空は顔を伏せたまま目を見開いた。
(どうしてここに辻さんが?)
視界に黒いローファーが入ってきて、同時に頭上から澄んだ声が溜息と一緒に降りてくる。
「たかがナンパで悲鳴上げないの。まだ相手がおとなしかったからいいけど、変な連中だったら騒ぎになるよ」
辻の言葉が終わる前に、深い男の声が重なった。
「お前もだ、辻。一人のときに男の腕捻り上げるようなマネはやめて欲しいな、全く」
空も清水も、辻の後ろに立った男に目をやった。精悍な顔つきなのに、優しい目をしている。辻より少し高い身長と、広い肩幅。グレーのタートルネックセーター越しにも、均衡のとれたスタイルがよくわかった。男は苦い顔をして辻の頭を軽く小突いている。
「和人さんでも、同じことしたでしょう」
「俺と辻は違うだろ」
二人のやりとりを蚊帳の外で聞きつつ、空は、この男が辻の彼氏だと思った。北沢が言っていた……『辻の王子様』。
(駄目だ、辻さん見てると腹が立つ)
その感情が筋違いのものだと知っていても、我慢できなかった。空は唇をかみ締めて膝を抱えた。

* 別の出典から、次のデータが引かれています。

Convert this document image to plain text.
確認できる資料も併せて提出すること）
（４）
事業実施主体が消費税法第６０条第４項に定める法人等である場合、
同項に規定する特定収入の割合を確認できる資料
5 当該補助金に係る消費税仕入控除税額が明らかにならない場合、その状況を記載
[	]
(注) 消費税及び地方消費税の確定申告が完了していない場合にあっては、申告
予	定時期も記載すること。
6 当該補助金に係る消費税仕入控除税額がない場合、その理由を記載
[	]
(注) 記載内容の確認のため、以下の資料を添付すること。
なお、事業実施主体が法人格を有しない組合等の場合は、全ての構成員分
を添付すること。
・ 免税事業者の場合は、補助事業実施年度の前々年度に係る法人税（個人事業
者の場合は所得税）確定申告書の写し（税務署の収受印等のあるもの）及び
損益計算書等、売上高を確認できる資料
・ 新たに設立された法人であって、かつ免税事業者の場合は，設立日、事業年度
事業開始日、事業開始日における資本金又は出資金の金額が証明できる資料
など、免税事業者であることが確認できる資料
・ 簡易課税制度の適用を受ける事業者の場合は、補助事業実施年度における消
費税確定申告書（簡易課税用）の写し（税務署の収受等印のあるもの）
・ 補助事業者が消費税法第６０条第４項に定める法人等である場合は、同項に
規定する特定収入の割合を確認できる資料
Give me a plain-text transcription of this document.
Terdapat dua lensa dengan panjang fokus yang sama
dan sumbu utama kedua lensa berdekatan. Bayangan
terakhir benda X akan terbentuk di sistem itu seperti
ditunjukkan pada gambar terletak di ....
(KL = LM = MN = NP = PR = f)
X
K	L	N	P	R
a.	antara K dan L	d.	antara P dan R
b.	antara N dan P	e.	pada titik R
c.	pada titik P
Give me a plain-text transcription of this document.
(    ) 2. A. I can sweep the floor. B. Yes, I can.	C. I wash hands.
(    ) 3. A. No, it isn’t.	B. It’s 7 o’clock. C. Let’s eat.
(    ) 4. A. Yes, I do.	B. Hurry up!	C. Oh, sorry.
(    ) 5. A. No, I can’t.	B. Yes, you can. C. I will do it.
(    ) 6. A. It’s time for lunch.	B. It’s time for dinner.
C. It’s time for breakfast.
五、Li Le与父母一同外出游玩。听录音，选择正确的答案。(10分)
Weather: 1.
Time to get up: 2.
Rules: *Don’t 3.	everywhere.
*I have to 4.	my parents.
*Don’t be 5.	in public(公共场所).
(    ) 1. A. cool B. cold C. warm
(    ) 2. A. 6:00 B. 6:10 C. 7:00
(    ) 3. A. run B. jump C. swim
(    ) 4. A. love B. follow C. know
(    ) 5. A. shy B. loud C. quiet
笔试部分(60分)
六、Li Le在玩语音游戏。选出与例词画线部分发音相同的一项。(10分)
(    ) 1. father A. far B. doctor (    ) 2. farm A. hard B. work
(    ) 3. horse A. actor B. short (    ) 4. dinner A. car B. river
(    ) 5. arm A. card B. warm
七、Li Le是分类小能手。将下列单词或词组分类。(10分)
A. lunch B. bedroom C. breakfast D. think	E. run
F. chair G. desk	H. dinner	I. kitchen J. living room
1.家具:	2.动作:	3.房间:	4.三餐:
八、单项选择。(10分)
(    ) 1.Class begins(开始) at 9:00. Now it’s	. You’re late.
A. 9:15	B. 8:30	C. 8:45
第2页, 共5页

こんなにも求めている北沢の隣を、簡単に手にしている辻。北沢を振ったくせに、相変わらず二人は仲がいいけれど、北沢がどれだけ辻に心を砕いているか、彼女自身は知っているのだろうか?
「 ――― その子、具合悪そうだけど大丈夫?」
その場の視線が自分に集まるのを感じて、空はわずかに身じろぎした。平気だと言いたかったが、気持ち悪さは増すばかりで立ちあがれない。
「……空、立てれる?」
清水の声に無言で小さく首を振った。辻と男が小声で話しているのが聞こえた ――― とりあえずウチに、と。辻に世話になるのだけは嫌だった。それぐらいのプライドはある。
「や、大丈夫。連絡して、ヤノッチに来てもらうし」
「ええッ!? 最中だったらどうすんのよッ」
清水の言葉に、辻が反応した。
「矢野、先生? どうして ――― ?」
「すぐそこにいるから。大野なんかとホテル行った罰よ、倒れそうな元部員を送るくらいしてもらうもん。二股かけるような男は足に使ってやる」
そう言って、気力で立ちあがった空の間近に、辻が立っていた。その大きな二重の瞳を潤ませて、キッと空を睨んでくる。
「矢野さんを悪く言わないで」
何をそんなにムキになることがあるのか。見る間に辻の瞳に盛り上がる涙を見つめながら、口を開こうとした空の動きが止まった。それこそスイッチを切ったロボットのように。
「……吐く」
「きゃー、空ッ!?」
口を押さえて背中を丸めた空の耳に、形容し難い辻と清水の叫び声が聞こえた。